Conservative lawmakers and pundits, however, have been fearmongering that allowing the tax cuts for the wealthy to expire will kill job creation and small businesses (despite the fact that fewer than 2 percent of small business owners will be affected). “Republicans must emphasize that they stand for small and medium-size business,” wrote Karl Rove in an op-ed today. “A GOP growth agenda would keep intact the 2001 and 2003 tax cuts.”

Last night on CNBC, Wall Street Journal editorial board member Stephen Moore took this one step further, saying that he can’t “see the sense” of allowing cuts for the rich to expire, and then advocating that taxes be raised on the poorest Americans in order to finance tax cuts for the rich and corporations:

I just don’t see the sense of this. In fact, if I could have my ‘druthers, I’d raise the ten percent tax rate to fifteen percent and lower the [top] rates…Let’s bring the [corporate] rate down.

Watch it:

This is a stunning admission from Moore, as he explicitly advocated raising the lowest tax bracket while simultaneously cutting the highest. But he’s not the only one on the right who would like to see such a plan implemented. Rep.
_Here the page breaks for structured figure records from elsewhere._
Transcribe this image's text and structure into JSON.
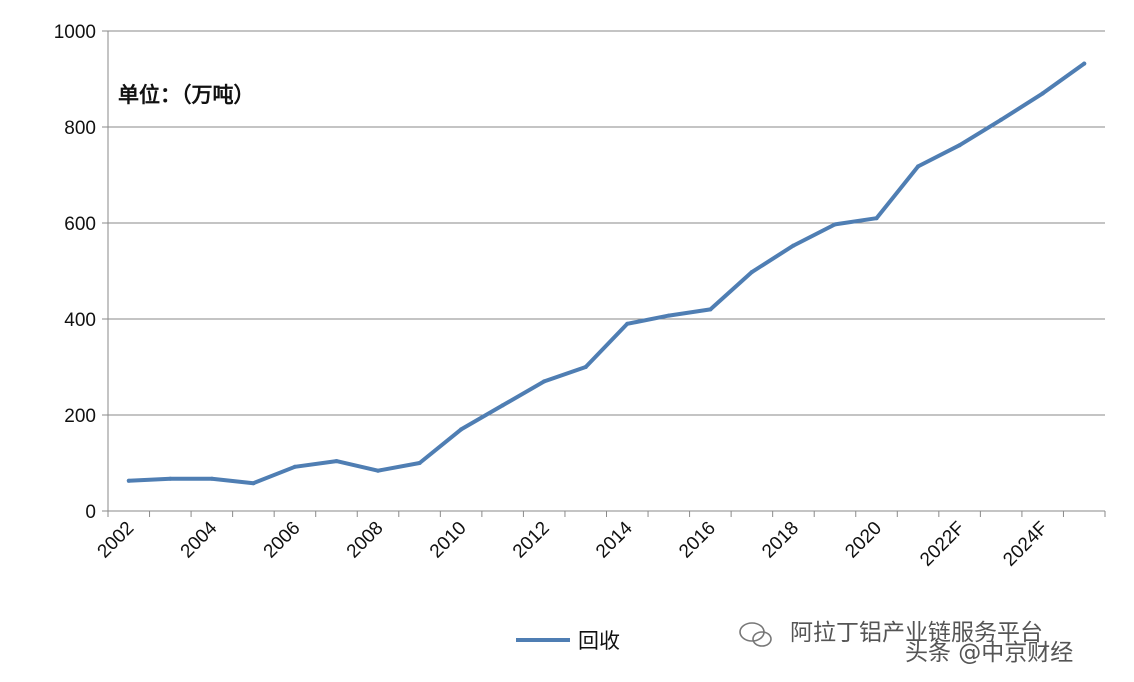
{
  "chart_data": {
    "type": "line",
    "unit_label": "单位：（万吨）",
    "x": [
      "2002",
      "2003",
      "2004",
      "2005",
      "2006",
      "2007",
      "2008",
      "2009",
      "2010",
      "2011",
      "2012",
      "2013",
      "2014",
      "2015",
      "2016",
      "2017",
      "2018",
      "2019",
      "2020",
      "2021",
      "2022F",
      "2023F",
      "2024F",
      "2025F"
    ],
    "x_tick_labels": [
      "2002",
      "2004",
      "2006",
      "2008",
      "2010",
      "2012",
      "2014",
      "2016",
      "2018",
      "2020",
      "2022F",
      "2024F"
    ],
    "series": [
      {
        "name": "回收",
        "color": "#4f7eb3",
        "values": [
          63,
          67,
          67,
          58,
          92,
          104,
          84,
          100,
          170,
          220,
          270,
          300,
          390,
          407,
          420,
          498,
          553,
          597,
          610,
          718,
          762,
          815,
          870,
          932
        ]
      }
    ],
    "ylim": [
      0,
      1000
    ],
    "y_ticks": [
      0,
      200,
      400,
      600,
      800,
      1000
    ],
    "grid": true,
    "legend_position": "bottom"
  },
  "watermark": {
    "line1": "阿拉丁铝产业链服务平台",
    "line2": "头条 @中京财经"
  }
}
Paul Ryan (R-WI) has crafted a budget plan that raises taxes on 90 percent of Americans while cutting them for the richest 10 percent.

Adopting such a plan would only exacerbate income inequality that is already the worst it has been since the 1920′s. According to the latest data, “the gaps in after-tax income between the richest 1 percent of Americans and the middle and poorest fifths of the country more than tripled between 1979 and 2007.” The top 1 percent of families now receive nearly 25 percent of the country’s income, after earning less than 10 percent in the 1970s.

At the same time, tax cuts for the rich have pushed the difference in tax burden between the wealthy and the middle class to the smallest in modern history. In fact, this year the Bush tax cuts will give millionaires more in tax breaks than 90 percent of Americans will make in total income.

Retaining the tax cuts for the rich in a time of long-term structural deficits and vast income inequality would be bad enough. To actually cuts those rates while raising rates for those on the bottom of the income scale would be unconscionable.